Methods: The study was a randomized double-blind placebo controlled crossover study. Twelve healthy volunteers were studied, each over four separate study periods with two weeks wash-out between each period. Changes in levels of thromboxane (TX) B2, prostaglandin (PG) E2 and leukotriene (LT) B4 in rectal dialysates were measured in response to 5 days oral low dose aspirin therapy in one of three once-daily formulations (plain 75 mg, plain 300 mg or enteric coated 300 mg), and compared to placebo. For each study period, rectal dialysates (4 h duration) were obtained at baseline and twice more after 5 days of aspirin or placebo therapy. Dialysate levels of thromboxane B2, leukotriene B4, prostaglandin E2, and serum thromboxane B2 were measured by radioimmunoassay.

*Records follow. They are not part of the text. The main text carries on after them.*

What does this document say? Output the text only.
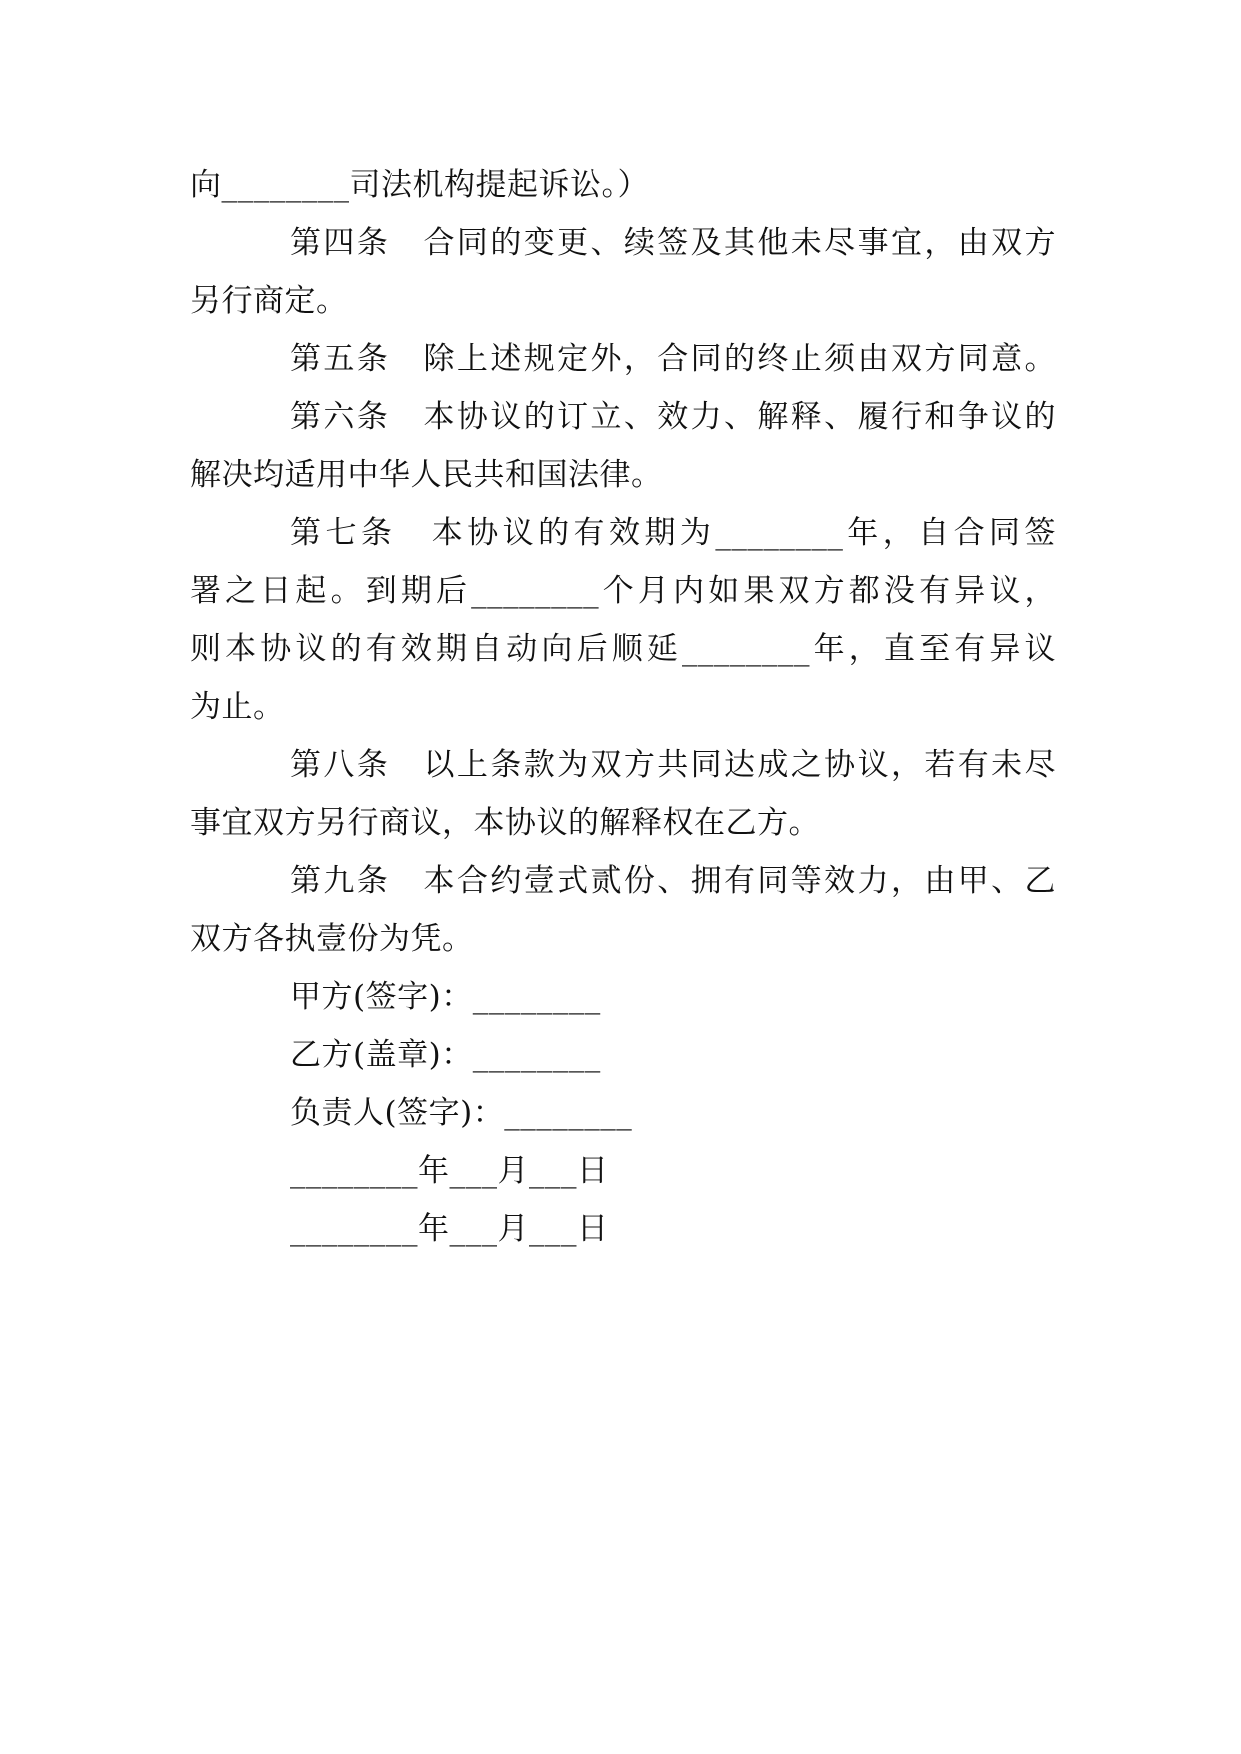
向________司法机构提起诉讼。）
第四条　合同的变更、续签及其他未尽事宜，由双方
另行商定。
第五条　除上述规定外，合同的终止须由双方同意。
第六条　本协议的订立、效力、解释、履行和争议的
解决均适用中华人民共和国法律。
第七条　本协议的有效期为________年，自合同签
署之日起。到期后________个月内如果双方都没有异议，
则本协议的有效期自动向后顺延________年，直至有异议
为止。
第八条　以上条款为双方共同达成之协议，若有未尽
事宜双方另行商议，本协议的解释权在乙方。
第九条　本合约壹式贰份、拥有同等效力，由甲、乙
双方各执壹份为凭。
甲方(签字)：________
乙方(盖章)：________
负责人(签字)：________
________年___月___日
________年___月___日
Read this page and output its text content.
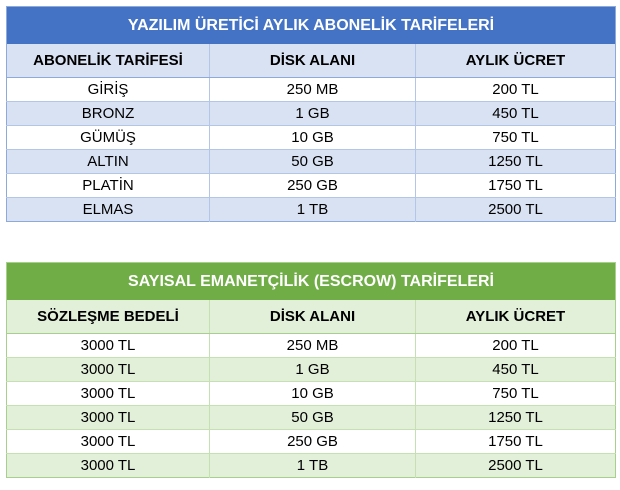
YAZILIM ÜRETİCİ AYLIK ABONELİK TARİFELERİ		
ABONELİK TARİFESİ	DİSK ALANI	AYLIK ÜCRET
GİRİŞ	250 MB	200 TL
BRONZ	1 GB	450 TL
GÜMÜŞ	10 GB	750 TL
ALTIN	50 GB	1250 TL
PLATİN	250 GB	1750 TL
ELMAS	1 TB	2500 TL
SAYISAL EMANETÇİLİK (ESCROW) TARİFELERİ		
SÖZLEŞME BEDELİ	DİSK ALANI	AYLIK ÜCRET
3000 TL	250 MB	200 TL
3000 TL	1 GB	450 TL
3000 TL	10 GB	750 TL
3000 TL	50 GB	1250 TL
3000 TL	250 GB	1750 TL
3000 TL	1 TB	2500 TL
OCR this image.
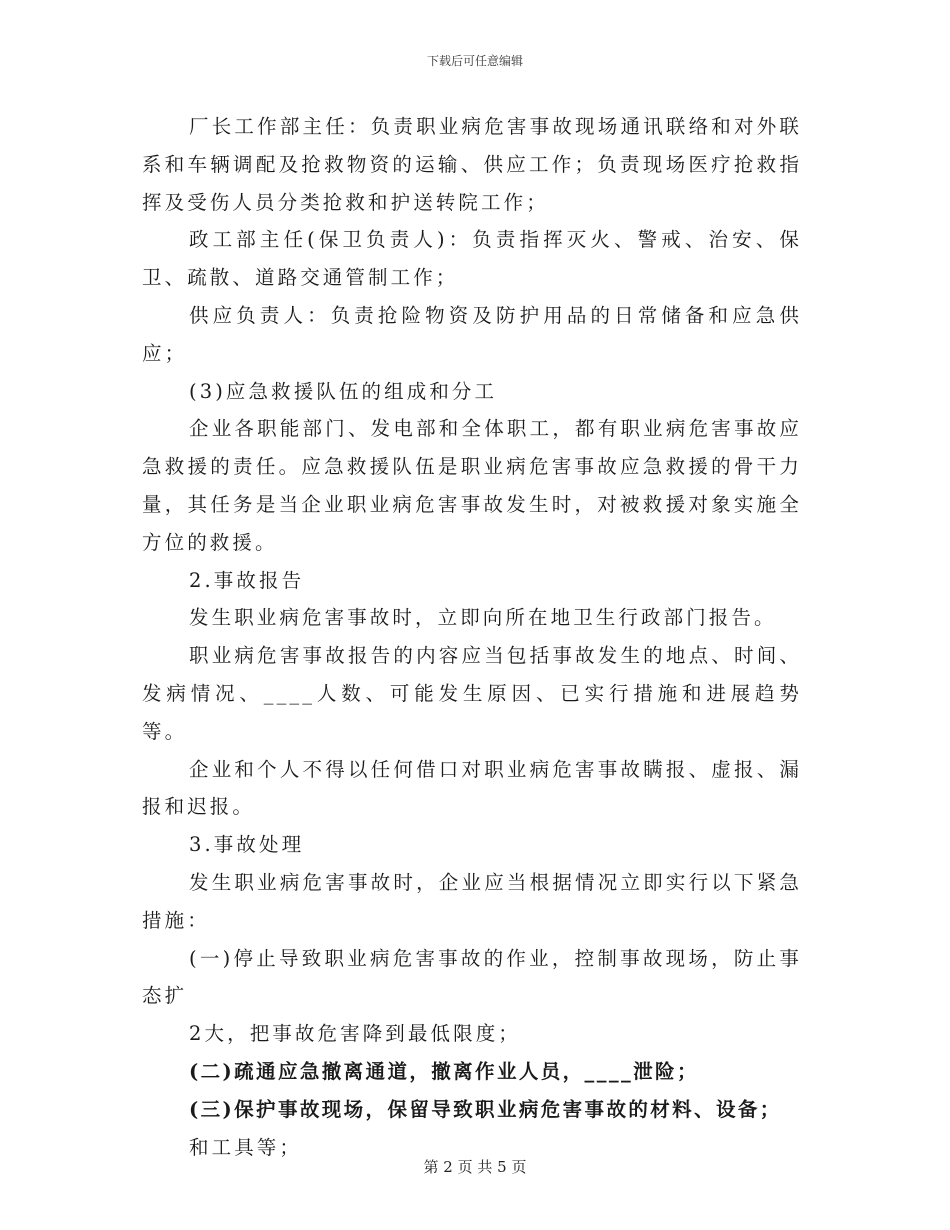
下载后可任意编辑

厂长工作部主任：负责职业病危害事故现场通讯联络和对外联系和车辆调配及抢救物资的运输、供应工作；负责现场医疗抢救指挥及受伤人员分类抢救和护送转院工作；

政工部主任(保卫负责人)：负责指挥灭火、警戒、治安、保卫、疏散、道路交通管制工作；

供应负责人：负责抢险物资及防护用品的日常储备和应急供应；

(3)应急救援队伍的组成和分工

企业各职能部门、发电部和全体职工，都有职业病危害事故应急救援的责任。应急救援队伍是职业病危害事故应急救援的骨干力量，其任务是当企业职业病危害事故发生时，对被救援对象实施全方位的救援。

2.事故报告

发生职业病危害事故时，立即向所在地卫生行政部门报告。

职业病危害事故报告的内容应当包括事故发生的地点、时间、发病情况、____人数、可能发生原因、已实行措施和进展趋势等。

企业和个人不得以任何借口对职业病危害事故瞒报、虚报、漏报和迟报。

3.事故处理

发生职业病危害事故时，企业应当根据情况立即实行以下紧急措施：

(一)停止导致职业病危害事故的作业，控制事故现场，防止事态扩

2大，把事故危害降到最低限度；

(二)疏通应急撤离通道，撤离作业人员，____泄险；

(三)保护事故现场，保留导致职业病危害事故的材料、设备；

和工具等；

第 2 页 共 5 页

Results: Dialysate thromboxane B2 levels were consistently inhibited by low dose aspirin (overall results of all formulations, 75 to 300 mg daily) from 1.06 ng/ml (geometric mean, 95% CI: 0.79-1.43 ng/ml) on placebo, by 29% (95% CI: 11-40%) to 0.75 ng/ml (0.56-1.01 ng/ml) (P = 0.046) on aspirin. In the absence of aspirin the level of prostaglandin E2 was 1.47 ng/ml (0.97-2.23 ng/ml) and in the presence of aspirin was not significantly changed. The dialysate level of leukotriene B4 was 0.45 ng/ml (0.34-0.61 ng/ml) in the absence of aspirin and there was no significant change on low dose aspirin. Serum thromboxane was inhibited by 80% to 20% of placebo values by plain aspirin 75 mg, by 95% by plain aspirin 300 mg, and by 82% by enteric coated aspirin 300 mg, respectively (P < 0.01). These results show that 29% of the rectal thromboxane, but none of the rectal prostaglandin E2 or leukotriene B4 is inhibited by low dose aspirin. We infer that 34% of the rectal thromboxane B2 is platelet-derived in our volunteers.
Conclusion: Low dose aspirin will selectively inhibit a proportion of rectal thromboxane and may have prophylactic therapeutic potential in inflammatory bowel disease.